Over the summer, the Office of Residential Life announced that the College would be renting the Pines of Apple Valley, a set of nearby condominiums. These residential buildings represent Kenyon’s only living space outside of Gambier and are occupied by 36 students and a number of faculty.
Director of Residential Life Jillian Yoder explained that the decision to rent the Pines came down to a number of factors relating to the robust size of the student population. The surplus is attributed to the overenrolled first-year class and the presence of students who returned to campus after having deferred during the pandemic. In addition, she expressed that the apartment-style housing would help fulfill the desire for such residences, indicated in last year’s housing survey.
“[The Pines] checked a lot of the boxes that we needed when we were looking for additional housing,” Yoder explained. “We thought it would be a better idea than continually making doubles into triples and singles into doubles since we can’t do that everywhere.”
Students who reside at the Pines spoke enthusiastically about the amenities, citing the convenience of the dishwasher and full kitchen. One student, Katie Mazzolini ’23, wrote in a message to the Collegian that the Pines provided a “nice off-campus alternative.”
Unlike standard residence halls, the Pines do not have a Community Advisor (CA) or a Graduate Advisor (GA). Instead, they are overseen by Coordinator of Housing and Office Operations Beth Pae, who serves as the independent housing coordinator.
“I live at the Pines on behalf of the College,” Pae said. “My goal is to act as a liaison between the Pines and the students and faculty that live there.”
Still, students have raised concerns about living at the Pines.

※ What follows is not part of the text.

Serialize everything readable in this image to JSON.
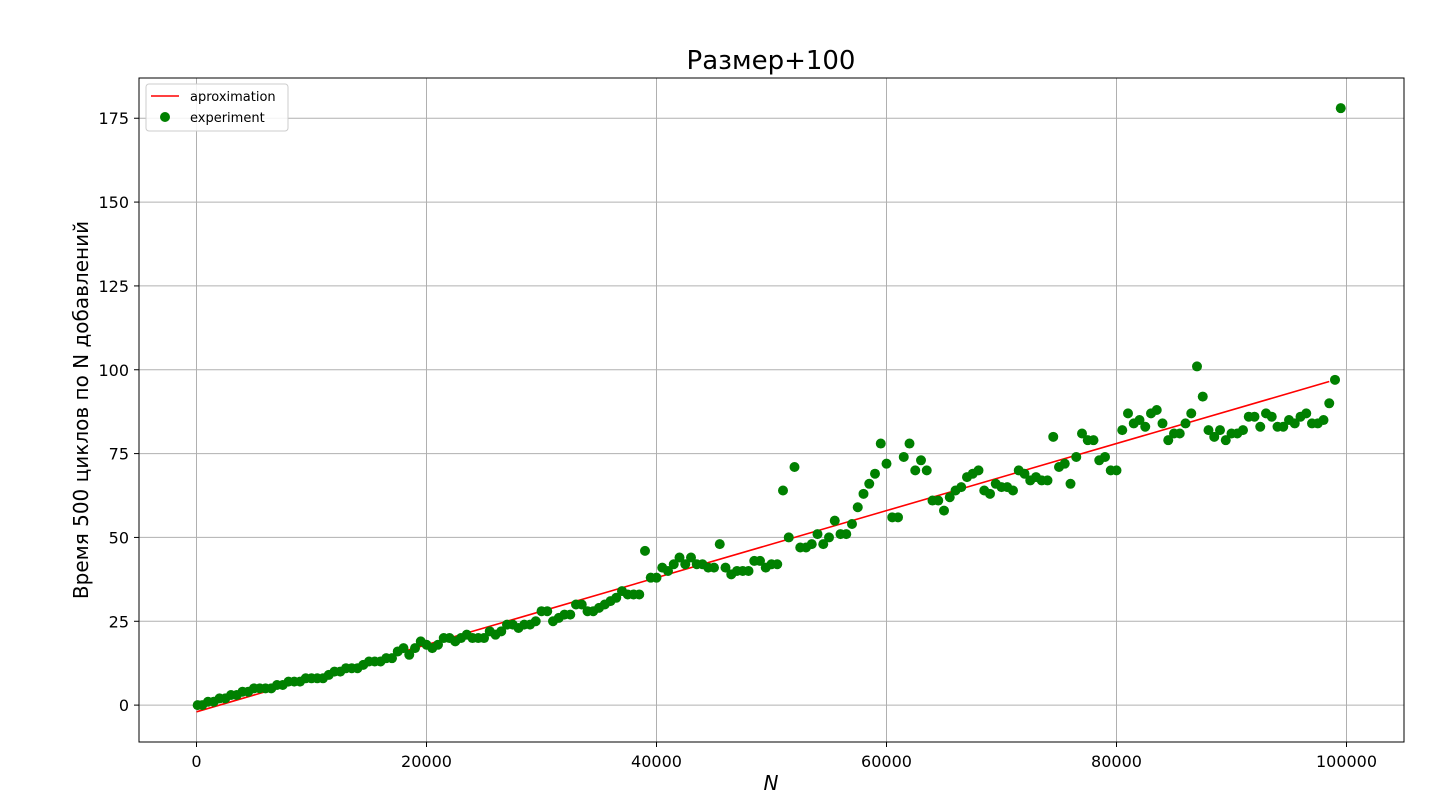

One major area of concern surrounding the Pines was the commute, as the apartments are approximately 7 miles — or a 15-minute drive — from campus. However, Pae expressed confidence that since most residents at the Pines have cars and Knox Area Transit (KAT) provides a shuttle to and from campus, transportation will not be an issue.
Despite Pae’s confidence, some students are worried that transportation to and from the Pines is a bigger issue than Pae believes. “The KAT is super unreliable,” Mazzolini wrote. “It stops at 10:30 every night, which makes me nervous about people possibly driving under the influence.”
Nearby residents have expressed some concerns regarding the College’s decision, with a number of social media users left dissatisfied after learning that the College was able to book the entire Pines property.
“@KenyonCollege, any comment on how you are forcing people to cancel their vacations at @AppleValleyGolf so you can rent out all the cabins at a higher rate?” one Twitter user wrote in a since-deleted tweet. The user could not be reached for comment when pressed for further details.
Some people who had reservations at the Pines for later in the semester did lose their reservations when Kenyon booked the site. Denise Jantzen, P ’23 had booked a Pine apartment for Family Weekend in October, but is now staying 30 minutes away. “I do hope that the school catches up student housing to their enrollment otherwise it won’t be feasible for parents to visit kids on campus,” she wrote in a message to the Collegian.
The situation surrounding the Pines marks a new development in Kenyon’s attempt to manage the housing situation amid pressures brought on by the pandemic and larger class sizes. According to Yoder, the College expects the Pines to be a temporary housing solution that will help deal with the unique on-campus circumstances during the 2021-22 school year.